September 23, 2008
In all the commotion and hullabaloo surrounding the events effecting the financial world these past few weeks, little attention has been paid to the Federal Reserve relaxing rules concerning minority ownership of banks by Private Equity investors and other investment groups, allowing them to own up to 33% of a bank’s equity, including 15% of the voting shares.
Thus far banks have had to raise more than $350B thanks to write-downs in excess of half a trillion dollars, and the need for further infusions of capital is certain. With these lowered restrictions Private Equity firms could provide much needed additional funding. Look for Private Equity firms to invest in small and medium sized banks as funds won’t wish to put all their eggs in one large bank basket, especially after witnessing the difficulties that TPG has experienced with WaMu.
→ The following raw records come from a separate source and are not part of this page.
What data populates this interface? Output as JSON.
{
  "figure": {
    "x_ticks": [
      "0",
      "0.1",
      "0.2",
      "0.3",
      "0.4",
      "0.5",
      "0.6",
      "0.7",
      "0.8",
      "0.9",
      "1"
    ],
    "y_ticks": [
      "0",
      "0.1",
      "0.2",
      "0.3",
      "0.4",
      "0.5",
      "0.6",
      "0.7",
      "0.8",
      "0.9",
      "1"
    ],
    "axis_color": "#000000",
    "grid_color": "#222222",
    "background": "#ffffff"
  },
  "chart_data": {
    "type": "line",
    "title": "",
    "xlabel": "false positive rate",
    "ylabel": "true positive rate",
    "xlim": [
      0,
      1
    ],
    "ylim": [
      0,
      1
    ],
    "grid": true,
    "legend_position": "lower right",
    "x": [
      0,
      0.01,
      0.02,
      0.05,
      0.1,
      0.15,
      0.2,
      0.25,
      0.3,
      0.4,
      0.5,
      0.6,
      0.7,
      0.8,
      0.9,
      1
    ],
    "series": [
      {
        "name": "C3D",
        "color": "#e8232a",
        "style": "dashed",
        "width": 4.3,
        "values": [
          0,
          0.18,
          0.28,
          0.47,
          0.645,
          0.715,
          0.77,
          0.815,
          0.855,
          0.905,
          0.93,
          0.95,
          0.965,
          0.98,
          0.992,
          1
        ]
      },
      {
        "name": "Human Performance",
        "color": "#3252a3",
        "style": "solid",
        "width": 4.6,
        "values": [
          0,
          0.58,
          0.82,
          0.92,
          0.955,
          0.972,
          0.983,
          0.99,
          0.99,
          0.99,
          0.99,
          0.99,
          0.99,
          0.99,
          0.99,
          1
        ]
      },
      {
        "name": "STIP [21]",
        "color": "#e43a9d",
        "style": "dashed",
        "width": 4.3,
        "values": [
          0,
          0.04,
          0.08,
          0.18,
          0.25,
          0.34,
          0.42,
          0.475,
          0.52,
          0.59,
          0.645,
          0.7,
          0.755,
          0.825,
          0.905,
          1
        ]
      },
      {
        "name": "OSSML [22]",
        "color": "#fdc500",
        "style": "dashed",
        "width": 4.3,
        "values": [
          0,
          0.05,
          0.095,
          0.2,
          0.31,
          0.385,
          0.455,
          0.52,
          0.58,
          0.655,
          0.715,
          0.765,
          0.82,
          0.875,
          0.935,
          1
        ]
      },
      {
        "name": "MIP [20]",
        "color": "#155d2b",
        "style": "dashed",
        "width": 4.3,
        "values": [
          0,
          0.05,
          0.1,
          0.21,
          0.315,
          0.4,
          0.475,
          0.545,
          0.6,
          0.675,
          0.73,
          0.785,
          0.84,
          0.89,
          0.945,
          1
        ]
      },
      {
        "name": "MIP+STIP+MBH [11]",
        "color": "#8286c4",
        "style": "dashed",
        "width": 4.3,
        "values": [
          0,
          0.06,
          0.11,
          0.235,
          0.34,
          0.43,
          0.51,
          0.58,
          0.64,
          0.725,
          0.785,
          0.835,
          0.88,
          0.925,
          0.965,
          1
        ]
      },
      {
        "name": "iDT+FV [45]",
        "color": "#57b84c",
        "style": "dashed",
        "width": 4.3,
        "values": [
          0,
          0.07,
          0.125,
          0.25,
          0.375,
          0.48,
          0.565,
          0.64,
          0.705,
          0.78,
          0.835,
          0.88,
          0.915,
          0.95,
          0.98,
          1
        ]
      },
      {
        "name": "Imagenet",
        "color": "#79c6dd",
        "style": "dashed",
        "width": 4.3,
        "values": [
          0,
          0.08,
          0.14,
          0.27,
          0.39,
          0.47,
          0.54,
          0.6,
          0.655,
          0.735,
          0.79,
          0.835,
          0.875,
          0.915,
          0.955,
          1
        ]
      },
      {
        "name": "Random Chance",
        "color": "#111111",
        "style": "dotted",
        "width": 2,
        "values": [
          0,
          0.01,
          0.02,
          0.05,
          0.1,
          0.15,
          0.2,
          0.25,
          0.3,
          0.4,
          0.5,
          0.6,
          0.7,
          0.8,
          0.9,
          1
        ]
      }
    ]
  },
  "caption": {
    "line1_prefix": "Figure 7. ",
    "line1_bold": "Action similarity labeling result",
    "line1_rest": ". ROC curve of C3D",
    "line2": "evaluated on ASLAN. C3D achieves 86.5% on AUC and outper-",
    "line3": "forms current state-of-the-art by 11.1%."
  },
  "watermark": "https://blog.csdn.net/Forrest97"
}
Moving the ceiling up to 33% is a step in the right direction, but it’s not enough to make PE a viable source of rescue.
September 9, 2008
In a time when some other large cap players are feeling a stinging cold shoulder from edgy institutional LPs (see Madison Dearborn having to cut it’s cap on a new fund, or Blackstone getting a reduced effort from Calstrs for it’s new effort), TPG has amassed a mighty impressive chunk of change to take advantage of opportunities in the currently depressed markets.
TPG plans to use the new fund to invest in a variety of targets, including Asian assets, distressed banks and corporate takeovers.
August 21, 2008
According to Standard and Poor’s cash-rich Private Equity firms are expected to continue to buy up leveraged loans at a high pace. Leading firms such as Apollo (who’s raising up to £1.1B to buy badly performing loans from European banks), Blackstone (who bought GSO Capital earlier this year), TPG (which has raised a distressed credit fund), Cinven (which recently acquired half of debt advisory and management firm Indicus Advisors), Carlyle (which closed it’s second distressed fund of $1.35B earlier this year) and others have gotten into the game recently at a much greater level than in the past.
After the credit crunch hit last year, the banks were left holding more than $200B of “hung” leveraged loans, which they underwrote on generous terms during the debt boom, and no where to move them. Enter the private equity firms with many fresh off of fundraisings to take the debt off the bank’s hands. However, not everyone (particularly John Moulton of Alchemy Partners), is under the mindset that this is a match made in heaven. Amongst his reasons he points to the limited possibility of returns if a firm uses a fund designated for buyouts to buy up debt as any gain would be capped versus the unlimited upside return potential of equity. Time will tell!